Livros
Apesar de constituir sua figura pública pela poesia e a canção popular, Vinicius foi um dos grandes prosadores de sua geração. Uma geração, aliás, em que a boa prosa do tempo era cristalizada no gênero carioquíssimo da crônica.
Com o amplo número de jornais que circulavam na cidade e com um time de escritores que ia de Rubem Braga a Carlinhos de Oliveira, de Carlos Drummond de Andrade a Clarice Lispector, de Fernando Sabino a Nelson Rodrigues, Vinicius se instalou entre eles como um cronista que transmitia para a prosa os mesmo motivos e a mesma leveza de estilo que apresentava ao público em seus poemas.
A maioria de seus textos em prosa teve origem na imprensa carioca dos anos 1940 e 1950. Vinicius manteve estreita relação com as redações, escrevendo não só crônicas, como também críticas de cinema e textos sobre música popular. Passou por jornais e revistas como A Manhã, O Jornal, Diário Carioca, Diretrizes, Vanguarda, Última Hora e Fatos e Fotos. Também escreveu para semanários que marcaram época como o Flan, Senhor e O Pasquim. Muitos desses textos foram reunidos em dois livros de crônicas: Para viver um grande amor (1962) e Para uma menina com uma flor (1966), publicações em que a prosa e a poesia convivem nas mesmas páginas.
A prosa de Vinicius sintetiza como poucos um espírito de época da literatura e da vida cotidiana brasileira, atravessadas pelo interesse em seus personagens, suas paisagens e seus grandes criadores.
AGUA CLARA CON SONIDO
De Garcilaso de la Vega dizia-se que era el más hermoso y gallardo de cuantos componían la corte del emperador. Chamavam-no, sem inveja, el amado de los dioses y su elegido. Morto com a idade de Cristo (1503-36), viveu o grande toledano uma vida de um brilho raro, distribuída entre um desterro, muitas batalhas e, nos interlúdios, lindas mulheres, entre as quais sobressai sua maior paixão, dona Isabel Freyre, dama portuguesa da corte da imperatriz Isabel, que, aparentemente, não lhe dava o devido troco. Mas a verdade é que o poeta-cortesão ia levando, a mão nos copos da espada, um sorriso nos lábios e estrofes de Virgílio, Dante e Petrarca na ponta da língua, para amaciar corações outros que não o da bem-amada.
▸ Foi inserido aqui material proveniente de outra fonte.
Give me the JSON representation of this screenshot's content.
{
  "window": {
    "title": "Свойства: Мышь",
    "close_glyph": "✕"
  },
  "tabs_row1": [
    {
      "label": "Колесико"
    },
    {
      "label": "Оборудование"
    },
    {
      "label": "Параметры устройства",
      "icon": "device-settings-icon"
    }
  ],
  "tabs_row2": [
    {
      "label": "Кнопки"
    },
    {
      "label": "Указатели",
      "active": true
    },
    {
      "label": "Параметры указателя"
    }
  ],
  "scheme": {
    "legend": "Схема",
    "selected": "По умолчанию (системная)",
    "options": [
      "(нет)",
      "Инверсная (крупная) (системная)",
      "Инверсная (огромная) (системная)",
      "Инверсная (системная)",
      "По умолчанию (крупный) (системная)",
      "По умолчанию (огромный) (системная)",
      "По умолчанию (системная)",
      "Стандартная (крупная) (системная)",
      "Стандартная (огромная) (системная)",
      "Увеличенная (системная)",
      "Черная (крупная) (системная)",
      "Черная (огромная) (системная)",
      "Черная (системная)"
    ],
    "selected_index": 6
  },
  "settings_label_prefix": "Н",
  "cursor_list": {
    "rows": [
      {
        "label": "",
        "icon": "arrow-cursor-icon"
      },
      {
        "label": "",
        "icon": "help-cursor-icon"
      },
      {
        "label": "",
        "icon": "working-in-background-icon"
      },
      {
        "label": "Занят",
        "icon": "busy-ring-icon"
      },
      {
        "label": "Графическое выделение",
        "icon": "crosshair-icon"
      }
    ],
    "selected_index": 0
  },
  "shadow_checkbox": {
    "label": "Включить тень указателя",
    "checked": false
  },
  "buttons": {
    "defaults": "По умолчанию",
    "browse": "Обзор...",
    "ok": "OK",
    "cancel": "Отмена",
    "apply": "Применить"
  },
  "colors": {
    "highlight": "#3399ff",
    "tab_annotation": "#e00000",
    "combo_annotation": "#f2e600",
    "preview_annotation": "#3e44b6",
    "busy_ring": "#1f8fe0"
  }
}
Era um bravo, à maneira de Villon e de Camões. Tão bem a cavalo como a pé, amigo de poetas e de santos, morreu nos braços de seu amigo, o marquês de Lombay, que a Igreja canonizaria como são Francisco de Borja, depois de, sozinho, dar início ao assalto à fortaleza de Muy, na Provença. Mas quando repousava-se das armas, empunhava, ao que se conta, a harpa com igual mestria. Formal, no sentido clássico, sem ser culterano, soube deixar fluir de sua curta mas magistral obra poética uma luminosa música verbal que o distingue entre os pioneiros do chamado Século de Ouro da poesia espanhola. E foi também um extraordinário inovador, não só com trazer para a lírica de sua pátria os elementos positivos da escola italiana, mas com enriquecê-la de criações novas, qual seja a estrofe composta de versos de cinco, sete e onze sílabas, conhecida como estrofe-lira, por ser esta a palavra final do primeiro verso de sua famosa canção “A la flor de Gnido”:
Si de mi baja lira
tanto pudiese el son que en un momento
aplacase la ira
del animoso viento
y la furia del mar, y el movimiento...
E que maior glória para Garcilaso, ver suas inovações constituírem as formas diletas de poetas espanhóis do século VI da estatura de frei Luis de León e, sobretudo, San Juan de la Cruz?
Há um verso do poeta que me encanta, na écloga dedicada ao vice-rei de Nápoles, em que são personagens seus dois filhos pastoris mais amados, Salicio e Nemeroso. Vem lá pelo meio do poema, e diz assim:
... cuando Salicio, recostado
al pié de una alta haya, en la verdura,
por donde una agua clara con sonido
atravesaba el fresco y verde prado...
O verso a que me refiro, como já hão de ter percebido, é o terceiro do trecho aqui citado: “por donde una agua clara con sonido”. É inútil tentar traduzir. Água clara com som, água clara com ruído — nada terá nunca a beleza natural, a luminosidade de córrego límpido correndo fagueiro ao sol, o onomatopeísmo substantivo, sem necessidade de aliterações, do verso original de Garcilaso. São como sons puros de música.
Eu, se jamais tivesse feito um verso assim, pendurava as chuteiras.